Tara Caron doesn’t look at magazines and newspapers the way most people do. Instead of sizing up the stories offered to determine which to read first, she goes right to the pages filled with colorful pictures — because she’s looking for the hues that work best in her jewelry.
That photo of a garden scene or that crazy comic strip can be made into beads that can be strung into beautiful bracelets and earrings in an amazing mix of color.
A teacher by training and a naturalist by instinct, she loves not only making the jewelry but the recycling aspect of it. The paper in each publication comes from a tree, and by turning that paper into something useful, “it gets to live on,” she said.
Caron, a third-grade teacher at Hilton Head Island Elementary School for Creative Arts, took up jewelry-making two years ago and has tried her hand at selling it at farmers markets and the like, but found that unsatisfactory.
“People just wanted to eat and watch the fireworks,” she said. Luckily, she now has an opportunity to display her jewelry in a store.
Beginning this month, some of her pieces will go on sale on at artWare, which recently moved from Main Street Village on Hilton Head to the new Shelter Cove Towne Centre.
Caron uses shish kabob skewers to make her jewelry. She wraps the colored paper around the skewers, first in the shape of a rectangle then in the shape of a triangle, and glues it.
She uses an embossing dabber, then sprinkles a power and dries it with a dryer similar to a hair dryer, with the heat determining the color. “I never know how the color is going to come out,” Caron said.
She recently made some beads with a nail polish lacquer and found that technique resulted in brighter colors, which she liked.
The beads come in all sorts of colors and combinations — green, blue, brown, red, yellow and orange — a real rainbow.
Before stringing them, Caron puts little silver caps on either end of each bead.
“I’ll make a whole bunch of beads, then I make a whole bunch of jewelry,” she said.
Caron was wearing a green print matched set of bracelet and earrings on the day she was demonstrating her craft for a visitor and said they were her favorite. The items were made from pages of a March 2012 issue of Hilton Head Monthly, which featured a lot of greenery.
She also scavenges a lot of good paper for her projects from Pink Magazine. She particularly likes that magazine’s pages for their solid colors.
As for newspapers, she’ll take the comics in The Island Packet.
When she started out, Caron said she got help from her mother-in-law, Anne Caron, who lives in Bluffton and who she said makes beautiful jewelry. “She taught me some tricks,” Tara Caron said.
Caron said her mother, Bev Adams, who also lives in Bluffton, is the nature lover in the family and appeals to her naturalist side.
“She was a teacher,” Caron said, ‘and she was catching monarch butterflies (in a field) at our house for her class.
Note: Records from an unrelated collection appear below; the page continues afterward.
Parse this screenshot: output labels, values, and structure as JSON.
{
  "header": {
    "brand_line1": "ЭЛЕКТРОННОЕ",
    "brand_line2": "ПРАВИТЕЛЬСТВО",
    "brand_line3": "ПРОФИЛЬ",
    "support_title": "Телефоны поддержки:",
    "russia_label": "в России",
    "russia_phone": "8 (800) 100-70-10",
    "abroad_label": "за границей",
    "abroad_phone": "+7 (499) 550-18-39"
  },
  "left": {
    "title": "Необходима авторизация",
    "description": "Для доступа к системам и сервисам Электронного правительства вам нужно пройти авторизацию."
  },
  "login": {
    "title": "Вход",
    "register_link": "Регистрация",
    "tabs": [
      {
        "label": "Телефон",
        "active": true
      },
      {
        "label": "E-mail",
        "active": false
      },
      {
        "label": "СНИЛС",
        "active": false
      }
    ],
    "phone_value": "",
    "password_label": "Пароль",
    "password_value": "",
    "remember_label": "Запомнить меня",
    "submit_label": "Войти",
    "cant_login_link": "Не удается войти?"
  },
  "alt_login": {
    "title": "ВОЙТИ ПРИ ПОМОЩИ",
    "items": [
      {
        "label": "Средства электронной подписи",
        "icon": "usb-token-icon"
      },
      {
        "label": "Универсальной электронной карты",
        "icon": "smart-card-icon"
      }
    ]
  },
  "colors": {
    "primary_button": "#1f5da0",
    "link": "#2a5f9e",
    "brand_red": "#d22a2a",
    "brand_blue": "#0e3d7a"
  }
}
I have pictures of them hatching on my brother’s face.”
Caron credits both women with influencing her own unique jewelry style.
“Between both of our moms, I’m very lucky,” she said, “because all the things I’m interested in, I have support from both of them.”
Caron met her husband, Tate, when they were in the seventh grade in Messina, N.Y., where their parents knew each other from high school. When the couple’s first child, daughter Aja, was born, both sets of grandparents retired and moved to the Hilton Head area.
Aja is now 11, and the couple’s son, Elijah, is 9. The family lives within minutes of the school where Caron teaches.
Caron’s passion for naturalism isn’t slowing down. She’s now working on a certificate to become a “master naturalist.” And she’s hoping that work only feeds her passion for making jewelry out of unlikely objects.
“It looks like it’s all coming together,” Caron said, as her jewelry is about to hit stores. “I’m scared and excited.”